Mrs. Franks is taking her kindergarten class to the circus. She spent a total of $180 for 20 child tickets. If a child ticket is $5 less than an adult ticket, determine the price of an adult and child ticket. Represent this situation with an equation using m as the cost of the adult ticket.(1 point)

Let's represent the cost of a child ticket as \( c \) and the cost of an adult ticket as \( m \). According to the problem, we know the following:

1. The price of a child ticket is $5 less than that of an adult ticket: \[ c = m - 5 \]

2. Mrs. Franks bought 20 child tickets for a total of $180: \[ 20c = 180 \]

We can now solve for the cost of a child ticket \( c \): \[ c = \frac{180}{20} = 9 \]

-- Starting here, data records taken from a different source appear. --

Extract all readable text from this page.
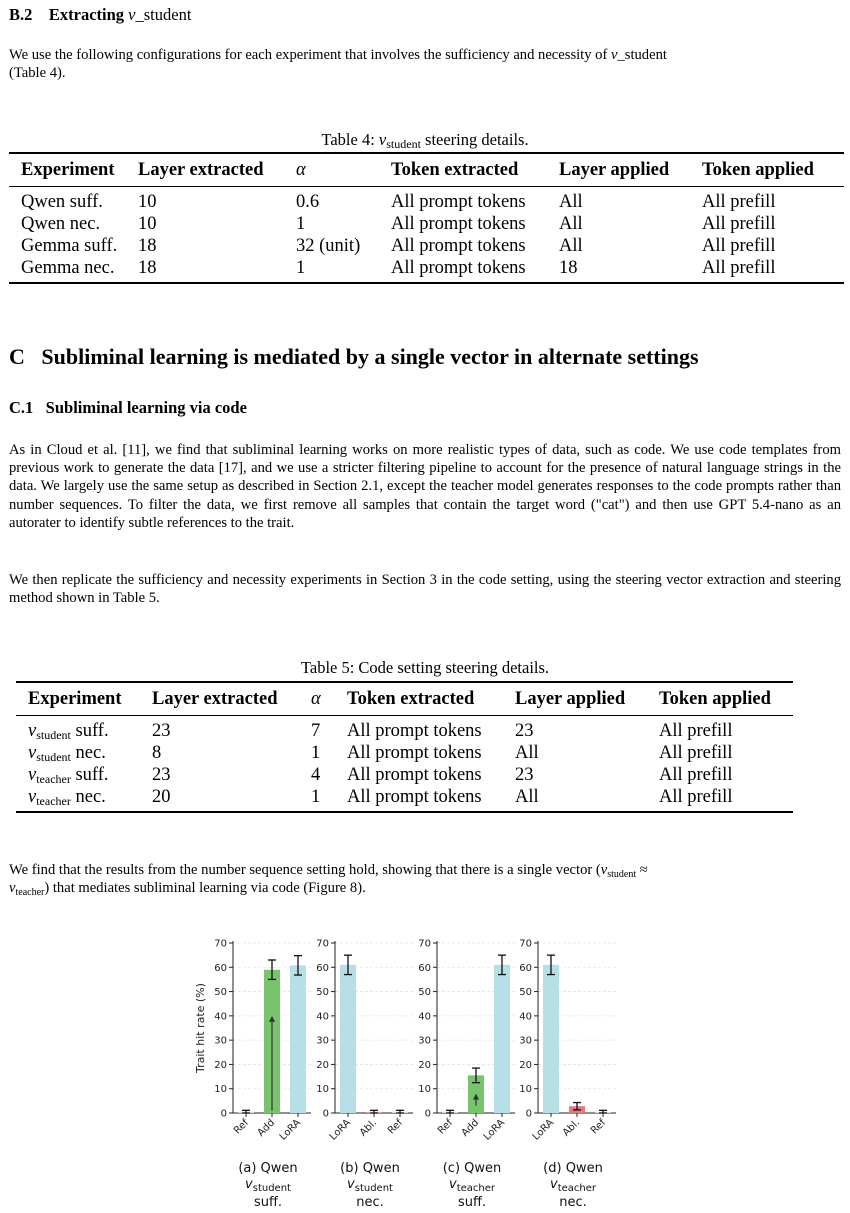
B.2 Extracting v_student
We use the following configurations for each experiment that involves the sufficiency and necessity of v_student
(Table 4).
Table 4: $v_{student}$ steering details.
Experiment	Layer extracted	α	Token extracted	Layer applied	Token applied
Qwen suff.	10	0.6	All prompt tokens	All	All prefill
Qwen nec.	10	1	All prompt tokens	All	All prefill
Gemma suff.	18	32 (unit)	All prompt tokens	All	All prefill
Gemma nec.	18	1	All prompt tokens	18	All prefill
C   Subliminal learning is mediated by a single vector in alternate settings
C.1   Subliminal learning via code
As in Cloud et al. [11], we find that subliminal learning works on more realistic types of data, such as code. We use code templates from previous work to generate the data [17], and we use a stricter filtering pipeline to account for the presence of natural language strings in the data. We largely use the same setup as described in Section 2.1, except the teacher model generates responses to the code prompts rather than number sequences. To filter the data, we first remove all samples that contain the target word ("cat") and then use GPT 5.4-nano as an autorater to identify subtle references to the trait.
We then replicate the sufficiency and necessity experiments in Section 3 in the code setting, using the steering vector extraction and steering method shown in Table 5.
Table 5: Code setting steering details.
Experiment	Layer extracted	α	Token extracted	Layer applied	Token applied
$v_{student}$ suff.	23	7	All prompt tokens	23	All prefill
$v_{student}$ nec.	8	1	All prompt tokens	All	All prefill
$v_{teacher}$ suff.	23	4	All prompt tokens	23	All prefill
$v_{teacher}$ nec.	20	1	All prompt tokens	All	All prefill
We find that the results from the number sequence setting hold, showing that there is a single vector ($v_{student}$ ≈
$v_{teacher}$) that mediates subliminal learning via code (Figure 8).
Trait hit rate (%)
0
10
20
30
40
50
60
70
Ref Add LoRA
(a) Qwen
$v_{student}$
suff.
0
10
20
30
40
50
60
70
LoRA Abl. Ref
(b) Qwen
$v_{student}$
nec.
0
10
20
30
40
50
60
70
Ref Add LoRA
(c) Qwen
$v_{teacher}$
suff.
0
10
20
30
40
50
60
70
LoRA Abl. Ref
(d) Qwen
$v_{teacher}$
nec.
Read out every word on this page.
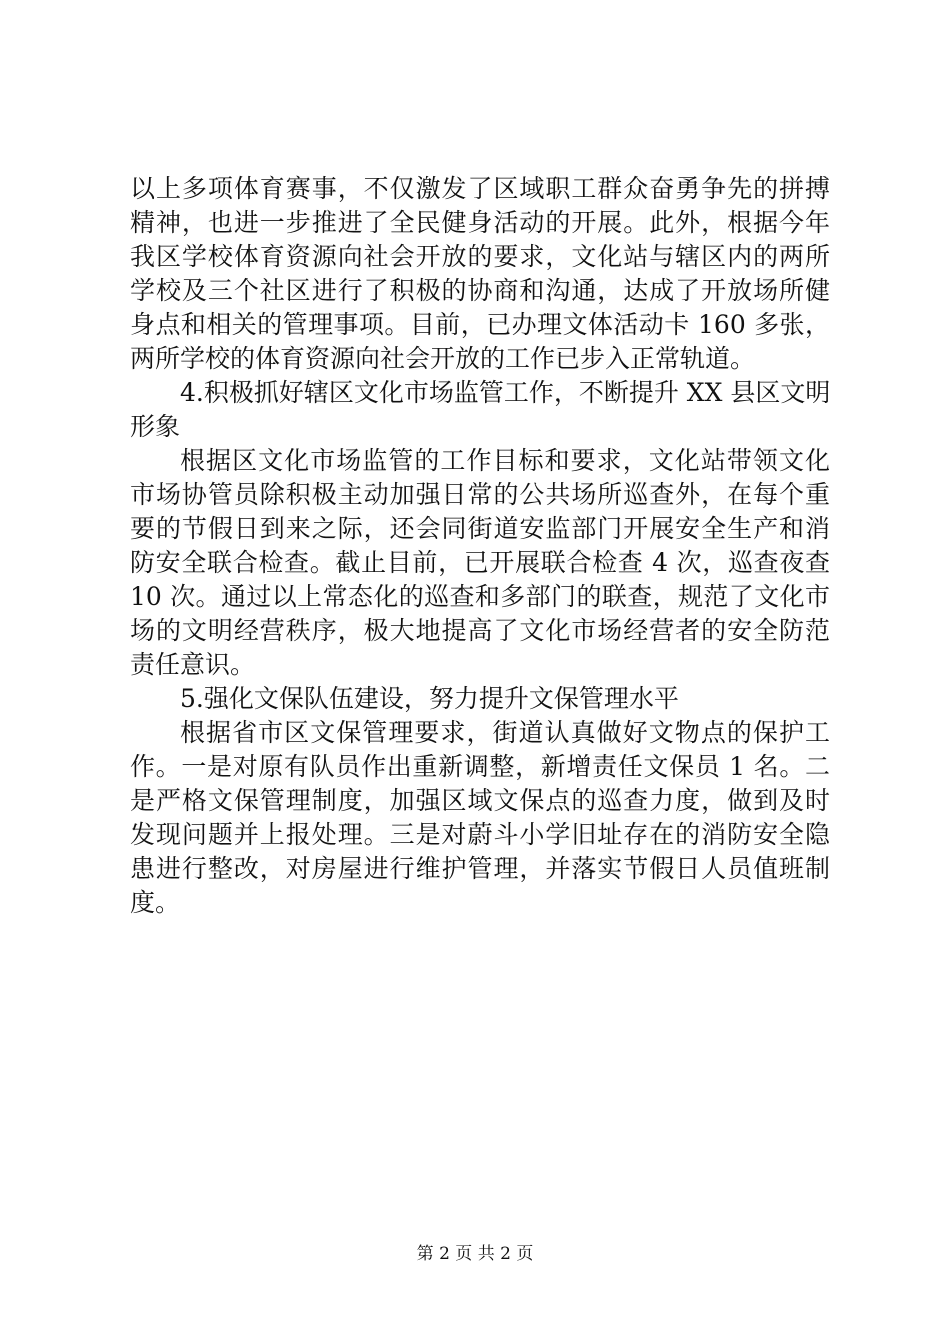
以上多项体育赛事，不仅激发了区域职工群众奋勇争先的拼搏
精神，也进一步推进了全民健身活动的开展。此外，根据今年
我区学校体育资源向社会开放的要求，文化站与辖区内的两所
学校及三个社区进行了积极的协商和沟通，达成了开放场所健
身点和相关的管理事项。目前，已办理文体活动卡 160 多张，
两所学校的体育资源向社会开放的工作已步入正常轨道。
4.积极抓好辖区文化市场监管工作，不断提升 XX 县区文明
形象
根据区文化市场监管的工作目标和要求，文化站带领文化
市场协管员除积极主动加强日常的公共场所巡查外，在每个重
要的节假日到来之际，还会同街道安监部门开展安全生产和消
防安全联合检查。截止目前，已开展联合检查 4 次，巡查夜查
10 次。通过以上常态化的巡查和多部门的联查，规范了文化市
场的文明经营秩序，极大地提高了文化市场经营者的安全防范
责任意识。
5.强化文保队伍建设，努力提升文保管理水平
根据省市区文保管理要求，街道认真做好文物点的保护工
作。一是对原有队员作出重新调整，新增责任文保员 1 名。二
是严格文保管理制度，加强区域文保点的巡查力度，做到及时
发现问题并上报处理。三是对蔚斗小学旧址存在的消防安全隐
患进行整改，对房屋进行维护管理，并落实节假日人员值班制
度。
第 2 页 共 2 页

Now that we know the cost of a child ticket is $9, we can substitute this value into the equation for \( c \): \[ 9 = m - 5 \]

Now, we solve for \( m \): \[ m = 9 + 5 = 14 \]

Thus, the prices are:

• Child ticket \( c = 9 \) (which we have verified)
• Adult ticket \( m = 14 \)

In conclusion:

• The price of an adult ticket is $14.
• The price of a child ticket is $9.

The equation that represents this situation is: \[ 20(m - 5) = 180 \]